I am trying to close timing on an Arria 10 Design (A057K2F40I2). I would like to know if some of the problems I am seeing are device limitations, or just tool issues or operator error.
The first concerns setup time to I/O registers. Here is an example, from Chip Planner:
The delay from the pad to the register input exceeds 5 ns (see below).
This seems a bit high to me, but perhaps mediocre I/O cell performance is a limitation of mid-priced FPGAs.
The second problem regards synthesis results, and the effect therof on timing. We have a block of 32-bit registers, which can be accessed via a PCIe endpoint and Avalon shim interface. There are about 100 - 150 registers, and a 14-bit address. The readback mux for the register block is failing setup time by a significant margin. I would expect the mux for each read data bit to be implemented separately, and the resulting combinatorial circuit would have fewer than 200 inputs. With 6-input LUTs, it should be possible to implement that logic in three or four levels. But I am seeing on the order of 30 levels:
I have added a couple of extra clock ticks and am using a multicycle constraint, but I am still seeing a bunch of paths that don't make it.
Here is the chip planner view for the above mux:
So is this an Arria 10 limitation?
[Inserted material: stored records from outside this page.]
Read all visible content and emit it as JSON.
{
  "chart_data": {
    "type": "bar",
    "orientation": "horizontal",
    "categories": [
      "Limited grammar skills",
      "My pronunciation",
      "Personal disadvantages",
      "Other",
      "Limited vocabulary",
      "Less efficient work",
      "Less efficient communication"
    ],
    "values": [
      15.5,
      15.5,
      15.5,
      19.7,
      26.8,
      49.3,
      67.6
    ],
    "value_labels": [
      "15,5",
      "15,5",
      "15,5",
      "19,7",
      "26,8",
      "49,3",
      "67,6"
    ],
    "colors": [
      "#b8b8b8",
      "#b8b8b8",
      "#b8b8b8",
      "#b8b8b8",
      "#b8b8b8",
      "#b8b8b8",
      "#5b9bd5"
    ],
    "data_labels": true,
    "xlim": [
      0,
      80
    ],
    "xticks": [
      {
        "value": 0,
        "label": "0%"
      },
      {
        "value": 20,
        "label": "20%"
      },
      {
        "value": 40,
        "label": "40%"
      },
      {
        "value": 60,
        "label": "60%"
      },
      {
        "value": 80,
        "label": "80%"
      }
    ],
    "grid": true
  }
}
I have tried Prime Pro 18.1 and 19.2, as well as Prime Standard 18.2, and I get similar results in each case.
I am sorry, but I am unable to insert or attach image files (not sure if this is some IT problem on my end or what). Regardless, I think there is enough information in my posting to describe the problem, primarily:
- Internal delay in an I/O cell (pad to register input) can be as high as 5 ns
- a combinatorial circuit with ~150 inputs requires 30 levels of 6-input LUTs (not just 30 LUTs, a a timing chain 30 LUTs deep).
Can you at least post Timing Analyzer reports on the failing paths, especially the Data Path tab in a detailed report, to see all the resources the failing paths are passing through?
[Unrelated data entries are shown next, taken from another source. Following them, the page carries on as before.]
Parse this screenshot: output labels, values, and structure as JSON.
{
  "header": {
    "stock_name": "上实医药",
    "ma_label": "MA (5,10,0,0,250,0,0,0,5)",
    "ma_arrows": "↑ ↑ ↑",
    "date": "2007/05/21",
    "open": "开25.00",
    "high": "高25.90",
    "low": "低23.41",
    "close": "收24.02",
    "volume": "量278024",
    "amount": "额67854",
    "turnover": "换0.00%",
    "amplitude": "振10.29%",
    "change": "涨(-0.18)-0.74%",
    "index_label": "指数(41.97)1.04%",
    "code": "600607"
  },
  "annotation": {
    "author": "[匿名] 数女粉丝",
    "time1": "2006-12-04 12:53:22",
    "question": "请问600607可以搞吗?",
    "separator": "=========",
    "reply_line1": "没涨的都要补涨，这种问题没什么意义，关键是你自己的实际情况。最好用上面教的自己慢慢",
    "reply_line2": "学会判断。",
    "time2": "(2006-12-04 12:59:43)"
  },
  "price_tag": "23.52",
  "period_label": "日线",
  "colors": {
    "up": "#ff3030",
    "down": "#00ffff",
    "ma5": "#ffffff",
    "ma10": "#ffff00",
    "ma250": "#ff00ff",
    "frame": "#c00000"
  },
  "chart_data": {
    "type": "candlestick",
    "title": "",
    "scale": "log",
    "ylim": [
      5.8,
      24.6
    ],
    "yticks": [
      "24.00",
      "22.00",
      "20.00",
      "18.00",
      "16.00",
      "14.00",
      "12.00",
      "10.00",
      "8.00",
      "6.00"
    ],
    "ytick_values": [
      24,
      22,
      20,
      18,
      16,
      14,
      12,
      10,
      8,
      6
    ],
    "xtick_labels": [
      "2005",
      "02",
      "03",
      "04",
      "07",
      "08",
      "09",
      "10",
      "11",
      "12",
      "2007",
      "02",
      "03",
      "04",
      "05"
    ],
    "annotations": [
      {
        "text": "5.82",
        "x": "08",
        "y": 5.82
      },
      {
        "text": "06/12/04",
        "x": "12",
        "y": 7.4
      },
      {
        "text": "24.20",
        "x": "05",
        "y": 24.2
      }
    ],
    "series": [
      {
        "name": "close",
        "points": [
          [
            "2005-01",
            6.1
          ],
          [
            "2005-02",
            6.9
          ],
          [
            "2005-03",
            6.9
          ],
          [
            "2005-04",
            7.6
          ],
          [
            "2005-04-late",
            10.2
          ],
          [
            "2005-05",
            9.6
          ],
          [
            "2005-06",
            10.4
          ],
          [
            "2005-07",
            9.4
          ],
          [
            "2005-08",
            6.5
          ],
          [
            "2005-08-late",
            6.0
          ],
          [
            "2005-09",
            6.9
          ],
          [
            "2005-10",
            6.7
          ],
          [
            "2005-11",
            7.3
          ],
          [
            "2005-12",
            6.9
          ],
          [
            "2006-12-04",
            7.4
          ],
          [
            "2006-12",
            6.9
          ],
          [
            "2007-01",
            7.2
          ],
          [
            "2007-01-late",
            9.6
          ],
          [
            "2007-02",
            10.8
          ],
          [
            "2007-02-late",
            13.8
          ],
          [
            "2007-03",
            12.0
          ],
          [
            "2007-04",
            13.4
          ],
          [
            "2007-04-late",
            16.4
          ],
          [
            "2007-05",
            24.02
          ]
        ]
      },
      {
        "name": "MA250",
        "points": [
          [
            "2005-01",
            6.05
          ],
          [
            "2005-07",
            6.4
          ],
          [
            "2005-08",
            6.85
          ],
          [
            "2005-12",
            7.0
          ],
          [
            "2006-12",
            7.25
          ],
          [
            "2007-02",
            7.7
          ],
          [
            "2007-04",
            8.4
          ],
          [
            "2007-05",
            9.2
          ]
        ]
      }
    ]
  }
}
Here is the list of LABs and MLABs for one path. I would post the entire report, but it would not format nicely. To my mind, this is way too many layers for 6-input LUTs.
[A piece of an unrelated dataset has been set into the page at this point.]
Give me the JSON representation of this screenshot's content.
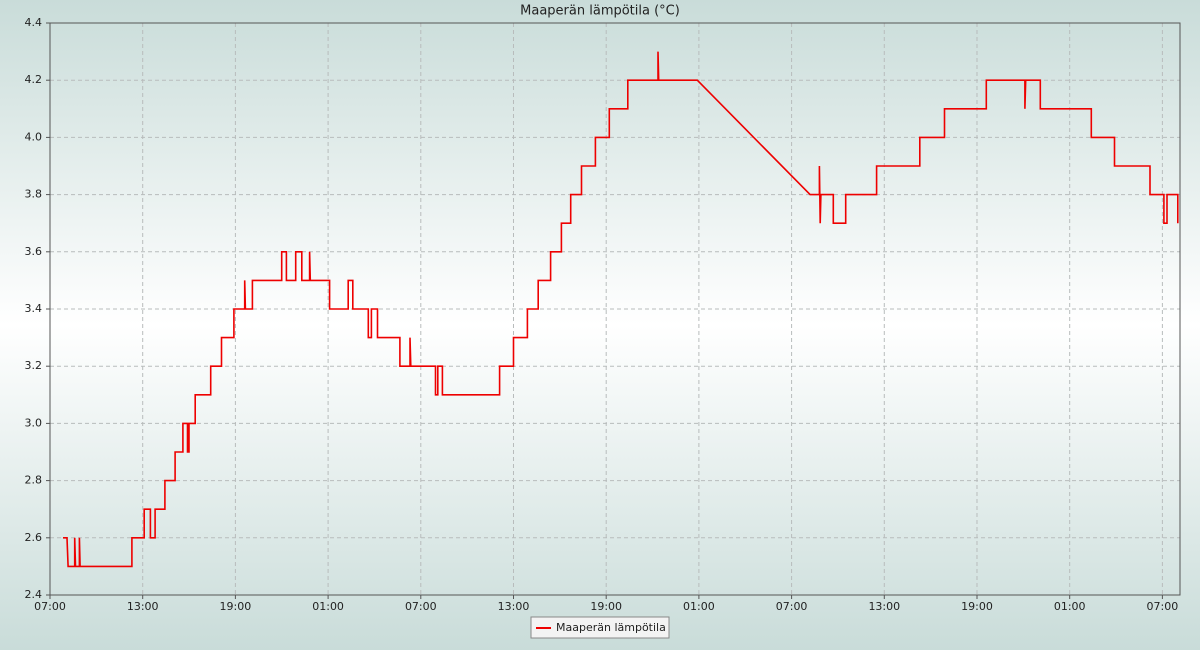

These are just the locations of the resources the path is going through. I would want to see the node names that correspond to your design. Screenshots from the Timing Analyzer would be easiest or you can save the report as ASCII text.
Well, the node names are mostly machine-generated gibberish, but here they are:
The combinatorial path, in this case is from read_addr to reg_rdbk_data, and the RTL code is a case statement.
I would also need to see the timing numbers. Is there no way you can just post the whole report? And is there a reason why the .sdc can't be posted? That would help a lot.
You will have to explain to me how the timing values, or the .sdc file, will lead to an answer as to why the synthesizer/P&R/fitter tools are implementing this particular bit of code in a way in which it can not possibly make timing, because that is what I need to understand.
There could be an error in your .sdc or things like unnecessary multicycle exceptions that could increase routing delay. Whatever the Fitter does is guided by your timing constraints, so they are the first and most important thing to look at.
In order for the community to help you have to add the archive of your project, it is the easiest way to analyse your issue.
Timing problems are sometimes very complex, and in your case, it could absolutely unreal to help you without additional information from you.
If it is a problem for some reason to attach the whole project, you need to create a simple test version of your project.